Solução para dificuldades no acesso a habitação passa pela criação de bolsa pública para arrendamento a preços acessíveis

O Bloco de Esquerda considera que a solução para a situação de “grave carência habitacional” da Região deve passar “por uma forte aposta na reabilitação do edificado e pela constituição de uma bolsa de habitação pública para arrendamento a preços acessíveis”.

Num debate sobre habitação, hoje no parlamento, a deputada Vera Pires, considera que o aumento da oferta de habitação pública a preços acessíveis para arrendamento vai contribuir para “regular o mercado, travando o aumento de preços que deriva da falta de oferta, principalmente devido ao aumento da pressão do turismo”.

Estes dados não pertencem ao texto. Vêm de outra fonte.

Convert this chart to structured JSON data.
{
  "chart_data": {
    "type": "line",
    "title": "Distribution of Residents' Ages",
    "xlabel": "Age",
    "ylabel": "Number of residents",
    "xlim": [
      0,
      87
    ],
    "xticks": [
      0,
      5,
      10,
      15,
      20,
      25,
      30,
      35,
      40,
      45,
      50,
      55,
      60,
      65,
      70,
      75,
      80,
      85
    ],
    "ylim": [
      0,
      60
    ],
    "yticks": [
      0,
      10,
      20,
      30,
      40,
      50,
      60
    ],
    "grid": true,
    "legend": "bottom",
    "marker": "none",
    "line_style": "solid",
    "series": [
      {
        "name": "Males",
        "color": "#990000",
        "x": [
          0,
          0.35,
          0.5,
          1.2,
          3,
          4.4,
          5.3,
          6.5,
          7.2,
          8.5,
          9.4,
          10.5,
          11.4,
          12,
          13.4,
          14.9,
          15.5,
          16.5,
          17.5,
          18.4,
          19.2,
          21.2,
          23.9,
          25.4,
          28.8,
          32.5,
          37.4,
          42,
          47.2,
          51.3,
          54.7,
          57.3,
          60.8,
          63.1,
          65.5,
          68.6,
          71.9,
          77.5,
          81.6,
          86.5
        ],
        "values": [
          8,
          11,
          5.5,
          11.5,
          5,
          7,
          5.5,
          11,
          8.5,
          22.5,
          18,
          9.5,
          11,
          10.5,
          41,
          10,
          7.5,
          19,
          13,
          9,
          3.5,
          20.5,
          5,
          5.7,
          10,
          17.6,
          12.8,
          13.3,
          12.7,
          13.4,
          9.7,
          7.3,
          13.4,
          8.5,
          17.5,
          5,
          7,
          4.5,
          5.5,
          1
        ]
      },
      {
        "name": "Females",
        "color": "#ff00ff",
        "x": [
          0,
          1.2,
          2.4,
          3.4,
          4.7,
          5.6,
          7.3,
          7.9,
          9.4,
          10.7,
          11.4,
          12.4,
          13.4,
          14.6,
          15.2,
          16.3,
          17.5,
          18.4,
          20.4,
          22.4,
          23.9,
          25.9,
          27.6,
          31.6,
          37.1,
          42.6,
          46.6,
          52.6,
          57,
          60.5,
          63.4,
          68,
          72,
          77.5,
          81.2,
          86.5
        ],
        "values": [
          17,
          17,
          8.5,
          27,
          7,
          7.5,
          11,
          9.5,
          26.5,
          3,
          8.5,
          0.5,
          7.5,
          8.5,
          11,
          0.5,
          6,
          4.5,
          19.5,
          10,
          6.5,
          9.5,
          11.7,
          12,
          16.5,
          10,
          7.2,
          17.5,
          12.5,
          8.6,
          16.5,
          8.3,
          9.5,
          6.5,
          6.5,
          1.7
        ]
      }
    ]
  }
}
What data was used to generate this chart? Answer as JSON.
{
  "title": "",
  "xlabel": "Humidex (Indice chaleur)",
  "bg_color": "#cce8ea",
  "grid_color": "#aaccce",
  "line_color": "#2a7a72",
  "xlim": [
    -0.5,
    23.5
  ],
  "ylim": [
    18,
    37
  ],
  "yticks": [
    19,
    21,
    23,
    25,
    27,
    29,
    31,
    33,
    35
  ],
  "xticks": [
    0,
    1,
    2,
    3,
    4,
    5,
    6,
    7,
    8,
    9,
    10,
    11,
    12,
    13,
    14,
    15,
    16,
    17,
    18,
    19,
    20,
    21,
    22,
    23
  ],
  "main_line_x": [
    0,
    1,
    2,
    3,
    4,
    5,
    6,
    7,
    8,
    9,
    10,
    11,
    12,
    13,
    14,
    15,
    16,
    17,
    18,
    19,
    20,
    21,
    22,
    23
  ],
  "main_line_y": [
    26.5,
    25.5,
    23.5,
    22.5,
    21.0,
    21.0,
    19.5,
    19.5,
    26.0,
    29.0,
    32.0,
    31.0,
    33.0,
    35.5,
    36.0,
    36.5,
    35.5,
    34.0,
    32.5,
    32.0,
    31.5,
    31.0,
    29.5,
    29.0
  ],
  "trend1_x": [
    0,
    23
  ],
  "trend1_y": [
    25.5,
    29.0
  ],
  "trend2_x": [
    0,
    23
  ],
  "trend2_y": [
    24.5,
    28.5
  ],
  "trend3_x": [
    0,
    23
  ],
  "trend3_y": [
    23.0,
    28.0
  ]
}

A criação de uma bolsa pública vai também “permitir que muitas famílias possam ter acesso a habitação, incluindo aquelas que neste momento não cumprem critérios para acesso a habitação social, mas também não têm condições financeiras para aceder a crédito bancário nem para aguentar os preços praticados no mercado do arrendamento”, explicou a deputada do Bloco.

Tendo em conta que a Região tem 60 milhões de euros do PRR para investimentos em habitação, Vera Pires salientou que, tão importante como anunciar a reabilitação e a construção de habitações é definir o modelo e os critérios de acesso das famílias a estas casas, algo que o governo ainda não fez.

A deputada manifestou ainda a preocupação do Bloco “pelo facto de as execuções das verbas estarem atrasadas e condicionadas – como demonstra o último relatório periódico de monitorização do PRR Açores, do 3º trimestre de 2022 –, o que pode colocar em causa a utilização destes fundos.

Aliás, esta é uma preocupação manifestada também pela Comissão de Acompanhamento do PRR do Conselho Económico e Social dos Açores, num parecer em que é referido que em 2023, no investimento do PRR destinado à Habitação, “pode estar em risco o cumprimento das metas do Grupo A” – ou seja, metas determinantes para a viabilização dos pedidos de pagamento por parte da Comissão Europeia.

O parecer do CESA fala também em “atraso relativo ao cumprimento dos Marcos e Metas referentes ao 2º Trimestre de 2022 e os que já se encontravam como ‘não cumpridos’ relativamente ao ano de 2021 e ao 1º Trimestre de 2022”.